Lead(II) oxide is a useful precursor to a variety of other lead compounds, as it is amphoteric. It will react with acids to form lead(II) salts and will dissolve in strong bases to form the plumbite (PbO22-) anion, which can be oxidized to form plumbate.
Lead(II) oxide has a diverse appearance depending on the manner in which it was produced, ranging from pale orange or apricot-colored to bright yellow, orange, or even red. It is typically encountered as a crusty or fine powder. When lead(II) oxide is heated, it temporarily becomes deeper and more saturated in color, for example changing from a light tan or apricot powder to a rich yellow. It is insoluble in water.

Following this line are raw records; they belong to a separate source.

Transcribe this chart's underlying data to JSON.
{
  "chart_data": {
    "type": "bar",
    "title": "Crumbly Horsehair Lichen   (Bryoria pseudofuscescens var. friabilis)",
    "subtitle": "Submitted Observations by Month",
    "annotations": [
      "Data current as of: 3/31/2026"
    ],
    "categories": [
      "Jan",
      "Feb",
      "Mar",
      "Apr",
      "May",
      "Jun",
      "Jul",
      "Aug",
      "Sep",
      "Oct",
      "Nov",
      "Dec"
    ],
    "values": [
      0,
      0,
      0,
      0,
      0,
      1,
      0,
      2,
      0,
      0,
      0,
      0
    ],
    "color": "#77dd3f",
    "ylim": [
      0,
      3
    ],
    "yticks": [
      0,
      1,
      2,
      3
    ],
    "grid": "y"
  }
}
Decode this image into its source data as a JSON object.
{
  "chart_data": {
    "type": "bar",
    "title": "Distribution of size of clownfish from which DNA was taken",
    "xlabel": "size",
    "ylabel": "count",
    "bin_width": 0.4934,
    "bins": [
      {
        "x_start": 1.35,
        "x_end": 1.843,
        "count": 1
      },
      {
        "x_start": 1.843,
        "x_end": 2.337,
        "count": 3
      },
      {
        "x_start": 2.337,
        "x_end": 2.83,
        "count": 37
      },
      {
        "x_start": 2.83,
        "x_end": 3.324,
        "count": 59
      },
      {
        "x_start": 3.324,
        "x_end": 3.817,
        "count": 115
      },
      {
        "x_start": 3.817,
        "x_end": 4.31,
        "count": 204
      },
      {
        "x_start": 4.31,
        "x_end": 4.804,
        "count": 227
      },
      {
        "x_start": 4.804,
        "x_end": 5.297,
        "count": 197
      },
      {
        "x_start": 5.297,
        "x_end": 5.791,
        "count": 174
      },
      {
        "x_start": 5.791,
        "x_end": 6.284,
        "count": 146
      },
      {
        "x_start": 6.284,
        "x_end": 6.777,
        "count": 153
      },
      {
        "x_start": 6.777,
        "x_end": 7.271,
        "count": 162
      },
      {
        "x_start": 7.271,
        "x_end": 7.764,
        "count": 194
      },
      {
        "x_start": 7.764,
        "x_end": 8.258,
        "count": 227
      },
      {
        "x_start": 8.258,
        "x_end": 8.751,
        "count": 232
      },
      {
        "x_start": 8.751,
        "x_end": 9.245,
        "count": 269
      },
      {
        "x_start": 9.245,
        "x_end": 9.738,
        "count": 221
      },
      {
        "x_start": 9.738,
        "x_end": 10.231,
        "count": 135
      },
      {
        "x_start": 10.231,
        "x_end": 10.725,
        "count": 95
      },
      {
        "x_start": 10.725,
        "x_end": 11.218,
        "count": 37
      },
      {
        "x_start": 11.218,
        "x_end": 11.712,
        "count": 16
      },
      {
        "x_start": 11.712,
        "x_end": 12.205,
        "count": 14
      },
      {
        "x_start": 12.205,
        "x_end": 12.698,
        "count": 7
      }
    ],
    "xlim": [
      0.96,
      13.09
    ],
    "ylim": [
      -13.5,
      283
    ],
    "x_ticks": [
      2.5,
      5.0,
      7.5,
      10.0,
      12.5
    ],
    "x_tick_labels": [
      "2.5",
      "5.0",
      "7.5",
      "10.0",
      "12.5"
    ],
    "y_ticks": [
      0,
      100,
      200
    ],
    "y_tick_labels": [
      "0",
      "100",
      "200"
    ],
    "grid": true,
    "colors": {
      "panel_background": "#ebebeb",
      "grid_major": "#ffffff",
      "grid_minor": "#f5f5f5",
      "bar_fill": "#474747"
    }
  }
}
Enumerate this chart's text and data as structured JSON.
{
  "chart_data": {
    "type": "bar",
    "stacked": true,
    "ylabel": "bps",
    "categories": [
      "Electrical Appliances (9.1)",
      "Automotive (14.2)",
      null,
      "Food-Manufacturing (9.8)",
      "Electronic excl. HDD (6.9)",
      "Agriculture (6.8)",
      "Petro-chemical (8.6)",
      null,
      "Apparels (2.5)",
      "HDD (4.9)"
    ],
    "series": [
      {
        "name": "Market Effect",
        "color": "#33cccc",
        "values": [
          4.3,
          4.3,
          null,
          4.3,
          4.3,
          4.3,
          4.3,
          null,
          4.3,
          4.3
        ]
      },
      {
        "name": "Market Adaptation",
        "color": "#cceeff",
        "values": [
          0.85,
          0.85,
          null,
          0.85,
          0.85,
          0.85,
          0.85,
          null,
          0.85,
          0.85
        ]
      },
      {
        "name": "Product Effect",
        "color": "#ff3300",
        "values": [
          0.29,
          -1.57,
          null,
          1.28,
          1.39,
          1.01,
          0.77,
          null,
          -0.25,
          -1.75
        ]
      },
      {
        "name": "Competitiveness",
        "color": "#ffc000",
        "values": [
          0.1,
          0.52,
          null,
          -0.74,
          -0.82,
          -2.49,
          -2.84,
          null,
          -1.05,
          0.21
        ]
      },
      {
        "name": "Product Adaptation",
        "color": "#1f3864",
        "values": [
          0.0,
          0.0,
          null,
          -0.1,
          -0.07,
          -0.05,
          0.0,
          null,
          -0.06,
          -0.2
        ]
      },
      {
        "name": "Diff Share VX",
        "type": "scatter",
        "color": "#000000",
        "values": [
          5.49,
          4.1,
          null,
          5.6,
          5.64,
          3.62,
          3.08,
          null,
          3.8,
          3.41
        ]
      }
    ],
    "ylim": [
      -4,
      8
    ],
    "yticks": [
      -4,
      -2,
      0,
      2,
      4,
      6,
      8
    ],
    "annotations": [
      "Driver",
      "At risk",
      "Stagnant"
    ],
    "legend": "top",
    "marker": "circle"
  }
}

Lead glass contains the oxide, though it's impractical to extract it from it.
Lead(II) oxide can be produced either by the oxidation of lower lead oxides or calcination of lead(II,IV) oxide at temperatures over 605 °C. An easier route is thermal decomposition of lead(II) carbonate, which is easily produced by precipitation from any soluble lead(II) salt, but this produces a less colorful product.
- Lead glass
- Water-proof cement
Like most lead compounds, lead(II) oxide is very toxic if consumed, causing long-term lead poisoning and inhaling the dust can cause headaches and dizziness.
In closed bottles and containers.
Lead oxide should be taken to waste disposal centers.